Antonia Zegers: “La Jauría mira una grieta sangrienta de nuestra realidad pero no evangeliza”

En la ficción que se estrena este viernes, Zegers interpreta a la comisario Olivia Fernández. Fotos: Amazon

La actriz protagoniza la serie chilena que se estrena este viernes en Amazon, inspirada en el caso La Manada y en los movimientos feministas.


Antonia Zegers cuenta que en algún punto sintió temor. Miedo asociado a lo que revela La jauría, su nueva serie. Enfocado en la desaparición de una menor de edad en el sector oriente de Santiago, en medio de una toma feminista en un colegio, el thriller se aproxima al grooming, al abuso sexual y a las dinámicas actuales entre adolescentes.

“Mi personaje tiene un camino bastante crudo de cómo le explota en la cara, en su intimidad, el tema en el que se está metiendo. Y eso es muy brutal. También como mujer, como mamá, me daba mucho miedo eso de nuestros tiempos. La tecnología desatada y ese descampado valórico al que se enfrentan los niños”, plantea.
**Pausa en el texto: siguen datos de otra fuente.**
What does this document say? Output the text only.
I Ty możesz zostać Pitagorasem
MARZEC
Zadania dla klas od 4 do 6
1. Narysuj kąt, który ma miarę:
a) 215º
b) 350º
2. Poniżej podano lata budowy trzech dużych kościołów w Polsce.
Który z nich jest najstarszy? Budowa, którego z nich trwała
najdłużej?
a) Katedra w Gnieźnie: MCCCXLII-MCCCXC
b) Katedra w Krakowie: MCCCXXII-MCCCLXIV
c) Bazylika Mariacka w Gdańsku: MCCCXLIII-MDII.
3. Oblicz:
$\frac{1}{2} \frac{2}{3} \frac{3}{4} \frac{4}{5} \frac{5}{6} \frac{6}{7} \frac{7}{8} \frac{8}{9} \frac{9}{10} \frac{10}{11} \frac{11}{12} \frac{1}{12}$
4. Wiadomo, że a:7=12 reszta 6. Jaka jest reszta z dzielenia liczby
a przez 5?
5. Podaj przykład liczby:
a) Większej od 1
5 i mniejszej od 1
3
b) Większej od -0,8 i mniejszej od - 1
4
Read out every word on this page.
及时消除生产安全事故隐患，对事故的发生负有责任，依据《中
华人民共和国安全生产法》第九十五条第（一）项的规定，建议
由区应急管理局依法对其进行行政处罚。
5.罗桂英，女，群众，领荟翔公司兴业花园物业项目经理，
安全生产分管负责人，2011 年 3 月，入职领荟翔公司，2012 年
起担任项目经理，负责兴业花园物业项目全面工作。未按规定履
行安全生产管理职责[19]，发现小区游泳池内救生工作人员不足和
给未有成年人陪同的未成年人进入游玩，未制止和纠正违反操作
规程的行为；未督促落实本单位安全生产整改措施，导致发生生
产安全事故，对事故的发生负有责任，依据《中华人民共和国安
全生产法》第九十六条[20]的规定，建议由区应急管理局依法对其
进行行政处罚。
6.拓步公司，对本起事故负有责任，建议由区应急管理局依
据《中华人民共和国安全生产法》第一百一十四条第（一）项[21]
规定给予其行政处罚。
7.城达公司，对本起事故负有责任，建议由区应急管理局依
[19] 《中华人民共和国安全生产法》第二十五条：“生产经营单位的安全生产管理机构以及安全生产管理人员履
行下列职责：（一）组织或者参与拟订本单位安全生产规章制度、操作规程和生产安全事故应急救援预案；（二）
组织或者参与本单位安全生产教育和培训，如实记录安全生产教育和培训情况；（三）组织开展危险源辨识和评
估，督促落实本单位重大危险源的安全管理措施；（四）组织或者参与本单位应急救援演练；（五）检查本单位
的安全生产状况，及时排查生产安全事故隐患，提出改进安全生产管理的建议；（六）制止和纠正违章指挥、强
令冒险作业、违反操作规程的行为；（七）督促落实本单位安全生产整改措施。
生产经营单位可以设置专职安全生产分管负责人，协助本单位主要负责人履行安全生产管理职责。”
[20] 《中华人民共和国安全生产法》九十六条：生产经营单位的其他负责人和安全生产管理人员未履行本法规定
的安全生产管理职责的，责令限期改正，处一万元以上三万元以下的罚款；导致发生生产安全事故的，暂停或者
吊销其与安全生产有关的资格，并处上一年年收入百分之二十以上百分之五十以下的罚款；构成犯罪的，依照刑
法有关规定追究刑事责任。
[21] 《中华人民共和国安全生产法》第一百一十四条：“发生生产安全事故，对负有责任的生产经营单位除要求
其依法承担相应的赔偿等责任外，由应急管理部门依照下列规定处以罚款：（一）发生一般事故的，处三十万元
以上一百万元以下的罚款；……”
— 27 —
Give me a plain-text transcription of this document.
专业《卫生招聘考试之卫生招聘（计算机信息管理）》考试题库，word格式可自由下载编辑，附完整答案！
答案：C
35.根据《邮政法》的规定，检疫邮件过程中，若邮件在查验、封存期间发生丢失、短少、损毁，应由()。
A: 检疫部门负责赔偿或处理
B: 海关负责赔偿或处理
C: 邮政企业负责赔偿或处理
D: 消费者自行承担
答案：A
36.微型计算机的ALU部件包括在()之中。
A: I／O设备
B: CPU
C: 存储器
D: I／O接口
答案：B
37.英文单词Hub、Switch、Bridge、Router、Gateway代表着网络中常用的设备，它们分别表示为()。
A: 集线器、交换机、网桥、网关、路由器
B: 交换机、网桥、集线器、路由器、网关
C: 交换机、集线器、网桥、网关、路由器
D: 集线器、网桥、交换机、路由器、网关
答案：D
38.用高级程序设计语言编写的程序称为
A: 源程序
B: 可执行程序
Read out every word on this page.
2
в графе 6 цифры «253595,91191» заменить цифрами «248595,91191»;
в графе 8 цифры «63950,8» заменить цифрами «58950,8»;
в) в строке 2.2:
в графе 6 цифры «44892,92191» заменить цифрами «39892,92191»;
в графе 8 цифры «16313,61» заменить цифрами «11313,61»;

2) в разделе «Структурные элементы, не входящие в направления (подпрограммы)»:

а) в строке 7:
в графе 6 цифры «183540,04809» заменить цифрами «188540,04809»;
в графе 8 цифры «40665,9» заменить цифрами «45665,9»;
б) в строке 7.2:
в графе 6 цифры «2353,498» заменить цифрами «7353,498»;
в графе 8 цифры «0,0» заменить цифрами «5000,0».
En otro plano la serie producida por Fábula que se estrena este viernes en Amazon Prime Video también fue el cumplimiento de un anhelo. “Siempre tuve como un deseo oculto de ser una policía muy fuerte, muy inteligente”, señala citando dos de las grandes producciones policiales de los últimos años: The killing y The fall. “Esas series con protagónicos de policías mujeres. Yo decía: ‘Oh, qué entretenido hacer eso’. Y me llegó el regalo”, relata.

“Fue un proyecto muy desafiante y también muy cansador, donde se puso cuerpo, se puso intensidad, y la verdad es que cuando vi el resultado me dio mucho gusto haber puesto tanto. Quedé muy orgullosa de lo que hicimos”, asegura sobre la ficción dirigida por la argentina Lucía Puenzo, junto a los realizadores Sergio Castro, Marialy Rivas y Nicolás Puenzo.

En la historia que arriba al streaming, la comisario Olivia Fernández -su personaje- vuelve a trabajar con su dupla habitual (María Gracia Omegna), pero además el caso las lleva a aliarse con Elisa Murillo (Daniela Vega), una policía de otra unidad. Juntas se internan en un adrenalínico laberinto de ocho capítulos, que años atrás comenzó inspirado en las adopciones ilegales del cura Gerardo Joannon y terminó integrando los movimientos feministas y el caso de violación de La Manada, ocurrido en España en julio de 2016.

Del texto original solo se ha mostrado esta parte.